Sobrement intitulée Drapé, cette exposition du Musée des Beaux-arts de Lyon regroupe jusqu'au 8 mars 2020 près de 250 oeuvres sur une période allant de la Renaissance à nos jours et signées des plus grands artistes : Degas, Ingres, Dürer, Moreau, Rodin, Picasso, Christo, Man Ray, Ernest Pignon-Ernest... Qu'ils soient peintres, sculpteurs, photographes, vidéastes, tous ont un jour tenté de saisir les jeux d'ombres et de lumière, les transparences de l'étoffe pliée ou déployée.
Du nu au drapé
L'exposition ne suit pas un ordre chronologique, s'attachant davantage aux processus de création des œuvres. De très nombreux dessins et croquis préparatoires sont exposés mais également les supports qui ont servi aux artistes dans leurs ateliers : figurines de cire ou de bois, mannequins et modèles vivants.
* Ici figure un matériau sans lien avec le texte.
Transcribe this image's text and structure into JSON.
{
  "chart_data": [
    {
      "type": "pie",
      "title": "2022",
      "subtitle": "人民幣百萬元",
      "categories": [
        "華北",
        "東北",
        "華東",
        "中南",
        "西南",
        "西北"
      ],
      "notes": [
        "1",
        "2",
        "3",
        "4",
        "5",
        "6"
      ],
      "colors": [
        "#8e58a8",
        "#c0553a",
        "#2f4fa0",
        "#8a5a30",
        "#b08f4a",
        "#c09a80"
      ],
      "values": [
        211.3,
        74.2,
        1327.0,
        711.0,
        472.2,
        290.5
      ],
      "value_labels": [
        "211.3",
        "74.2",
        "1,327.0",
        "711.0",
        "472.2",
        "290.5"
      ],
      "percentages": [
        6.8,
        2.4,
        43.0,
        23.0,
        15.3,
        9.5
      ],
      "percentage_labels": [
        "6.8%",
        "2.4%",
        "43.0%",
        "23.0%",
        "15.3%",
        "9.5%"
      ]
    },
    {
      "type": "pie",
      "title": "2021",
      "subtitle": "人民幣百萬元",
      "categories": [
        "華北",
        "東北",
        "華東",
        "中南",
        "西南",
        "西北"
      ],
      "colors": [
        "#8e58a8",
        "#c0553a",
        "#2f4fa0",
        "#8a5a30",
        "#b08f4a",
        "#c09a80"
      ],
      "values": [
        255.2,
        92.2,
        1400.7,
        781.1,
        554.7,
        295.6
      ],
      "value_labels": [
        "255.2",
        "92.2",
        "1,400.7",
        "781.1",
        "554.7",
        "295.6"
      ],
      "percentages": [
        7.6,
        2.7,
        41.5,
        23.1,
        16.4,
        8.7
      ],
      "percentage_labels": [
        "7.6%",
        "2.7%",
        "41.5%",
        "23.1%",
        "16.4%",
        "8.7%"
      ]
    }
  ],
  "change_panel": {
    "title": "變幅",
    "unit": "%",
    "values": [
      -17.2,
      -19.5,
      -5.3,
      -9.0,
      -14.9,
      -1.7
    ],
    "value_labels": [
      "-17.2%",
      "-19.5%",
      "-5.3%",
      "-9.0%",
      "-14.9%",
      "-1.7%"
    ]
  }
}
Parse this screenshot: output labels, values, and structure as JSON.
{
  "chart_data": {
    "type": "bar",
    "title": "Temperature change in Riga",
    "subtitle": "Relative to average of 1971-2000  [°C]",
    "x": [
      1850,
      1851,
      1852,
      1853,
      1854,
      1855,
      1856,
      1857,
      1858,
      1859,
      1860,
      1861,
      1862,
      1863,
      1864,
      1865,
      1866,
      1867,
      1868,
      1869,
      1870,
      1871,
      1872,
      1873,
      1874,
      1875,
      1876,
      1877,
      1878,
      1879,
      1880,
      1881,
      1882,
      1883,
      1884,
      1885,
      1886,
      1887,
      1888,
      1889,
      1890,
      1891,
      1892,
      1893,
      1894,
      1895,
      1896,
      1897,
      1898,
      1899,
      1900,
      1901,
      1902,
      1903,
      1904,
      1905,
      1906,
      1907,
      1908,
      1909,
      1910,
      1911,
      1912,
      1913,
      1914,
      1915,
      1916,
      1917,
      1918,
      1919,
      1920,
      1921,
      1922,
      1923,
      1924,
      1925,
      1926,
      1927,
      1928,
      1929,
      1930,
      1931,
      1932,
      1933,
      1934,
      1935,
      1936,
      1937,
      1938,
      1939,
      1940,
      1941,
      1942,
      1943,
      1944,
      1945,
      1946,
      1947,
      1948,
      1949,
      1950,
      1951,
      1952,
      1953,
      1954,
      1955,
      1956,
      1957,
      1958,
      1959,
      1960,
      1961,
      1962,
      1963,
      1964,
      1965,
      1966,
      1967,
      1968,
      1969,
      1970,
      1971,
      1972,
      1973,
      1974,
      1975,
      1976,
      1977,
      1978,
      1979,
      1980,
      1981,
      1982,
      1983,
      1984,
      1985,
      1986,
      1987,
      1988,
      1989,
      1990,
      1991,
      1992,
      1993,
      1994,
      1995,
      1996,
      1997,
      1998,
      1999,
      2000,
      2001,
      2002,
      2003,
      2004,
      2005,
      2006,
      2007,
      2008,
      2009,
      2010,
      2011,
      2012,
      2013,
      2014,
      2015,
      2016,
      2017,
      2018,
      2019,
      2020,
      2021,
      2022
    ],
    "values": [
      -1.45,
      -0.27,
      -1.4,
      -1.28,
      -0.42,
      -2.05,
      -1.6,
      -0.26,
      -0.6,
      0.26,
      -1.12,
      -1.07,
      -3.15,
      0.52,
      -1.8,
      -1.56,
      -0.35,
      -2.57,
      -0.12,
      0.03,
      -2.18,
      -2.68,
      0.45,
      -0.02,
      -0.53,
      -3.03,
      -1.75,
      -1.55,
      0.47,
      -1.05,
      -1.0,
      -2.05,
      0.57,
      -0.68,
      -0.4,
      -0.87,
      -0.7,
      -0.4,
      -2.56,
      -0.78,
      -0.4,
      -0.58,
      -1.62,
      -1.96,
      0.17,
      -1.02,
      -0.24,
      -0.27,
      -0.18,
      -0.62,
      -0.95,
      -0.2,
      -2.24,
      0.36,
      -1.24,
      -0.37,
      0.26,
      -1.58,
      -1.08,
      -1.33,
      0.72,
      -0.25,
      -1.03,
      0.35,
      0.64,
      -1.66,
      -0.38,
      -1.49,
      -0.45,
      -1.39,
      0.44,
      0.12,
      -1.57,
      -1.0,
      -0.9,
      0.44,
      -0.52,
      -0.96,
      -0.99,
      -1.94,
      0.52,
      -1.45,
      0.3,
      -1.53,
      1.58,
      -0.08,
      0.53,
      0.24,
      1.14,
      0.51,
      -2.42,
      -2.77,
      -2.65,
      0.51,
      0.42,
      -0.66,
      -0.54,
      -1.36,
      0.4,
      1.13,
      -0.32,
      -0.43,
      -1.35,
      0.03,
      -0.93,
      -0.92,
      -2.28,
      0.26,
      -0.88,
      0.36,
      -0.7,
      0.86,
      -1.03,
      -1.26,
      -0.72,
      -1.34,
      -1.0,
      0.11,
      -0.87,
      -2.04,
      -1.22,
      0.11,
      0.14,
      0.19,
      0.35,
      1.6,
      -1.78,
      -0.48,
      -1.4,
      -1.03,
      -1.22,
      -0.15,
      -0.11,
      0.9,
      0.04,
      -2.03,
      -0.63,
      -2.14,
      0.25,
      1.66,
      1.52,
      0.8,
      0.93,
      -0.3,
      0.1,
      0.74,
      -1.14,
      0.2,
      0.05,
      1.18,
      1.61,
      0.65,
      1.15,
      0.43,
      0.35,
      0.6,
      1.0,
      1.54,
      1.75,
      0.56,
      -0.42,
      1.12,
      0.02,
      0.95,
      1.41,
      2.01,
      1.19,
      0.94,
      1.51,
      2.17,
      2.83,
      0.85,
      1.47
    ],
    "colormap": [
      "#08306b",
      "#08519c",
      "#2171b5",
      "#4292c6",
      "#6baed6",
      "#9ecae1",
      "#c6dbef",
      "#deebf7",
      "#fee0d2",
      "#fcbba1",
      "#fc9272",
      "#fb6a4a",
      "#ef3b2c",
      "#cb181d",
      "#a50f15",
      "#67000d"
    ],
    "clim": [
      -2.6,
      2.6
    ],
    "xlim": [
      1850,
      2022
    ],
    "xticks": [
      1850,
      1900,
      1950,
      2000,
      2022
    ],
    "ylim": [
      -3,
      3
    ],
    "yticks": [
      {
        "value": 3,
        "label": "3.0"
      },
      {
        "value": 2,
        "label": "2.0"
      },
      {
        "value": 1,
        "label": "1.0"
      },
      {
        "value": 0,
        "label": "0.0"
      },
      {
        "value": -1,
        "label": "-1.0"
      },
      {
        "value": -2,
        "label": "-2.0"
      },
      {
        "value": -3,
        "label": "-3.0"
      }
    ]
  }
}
Car avant de restituer la complexité d'un drapé jeté sur le corps, il faut souvent passer par le dessin du corps nu. A l'origine de cette règle, un constat simple : la draperie n’a pas de forme en soi. Son apparence est soumise à la forme même du nu que la draperie se doit de "caresser" et de "faire sentir", au point parfois de dégager une certaine sensualité.
On découvre ainsi le cheminement de Jean-Baptiste Ingres pour son Illiade ou de Gustave Moreau représentant Salomé dansant devant Hérode. Environ trente-cinq dessins sont consacrés à la figure de l’héroïne juive vue en pied dont il avait commencé l’étude en 1869.
L'art du drapé
Savoir rendre le drapé : dans les écoles d'art, cet exercice a longtemps fait figure de test pour vérifier la maîtrise du dessin. On a tous en tête ces statues antiques, où l'étoffe se démultiplie en fronces et en savants plissés. Si on est admiratif d'une telle maîtrise, on trouve parfois l'exercice un peu désuet car symbole d'un certain académisme.
Et pourtant l'exposition montre bien à quel point les artistes, même les plus avant-gardistes ont été nourris de cet académisme. "On en a un très bel exemple avec Picasso" commente Sylvie Ramond, directrice du musée des Beaux-arts de Lyon et commissaire de l'exposition. "Quand il va travailler aux Trois femmes à la fontaine, il va faire un tableau qui s'inspire de Nicolas Poussin [ndlr : Eliézer et Rébecca -1649, musée du Louvre], de la Grèce antique. Au même moment, dans l'été 1921, il va peindre d'autres tableaux à la manière des cubistes, avec un vocabulaire d'avant-garde. Mais en peignant à la manière des maîtres anciens, il veut dire qu'il est capable de peindre des nus et des drapés".
Version contemporaine
Le drapé s'invite aussi de façon surprenante dans des oeuvres très contemporaines à l'image de ces photos de migrants pris dans leur sommeil par Mathieu Pernot, le corps entièrement enveloppé dans un tissu, tête comprise. Des clichés qui questionnent, voire qui dérangent. Mais pour Sylvie Ramond, "ces images s'inscrivent dans l'histoire de l'art, une histoire des formes, de l'art du drapé et du plissé. Elles présentent un contraste émouvant : une actualité qui fait la Une des médias et des images qui renvoient à une dimension abstraite de silence".
"Drapé"
Musée des Beaux-arts
20 place des Terreaux
69001 Lyon
Tous les jours de 10h à 18h, vendredi de 10h30 à 18h. Ouverture tardive jusqu’à 22h jeudi 5, vendredi 6 et samedi 7 mars 2020.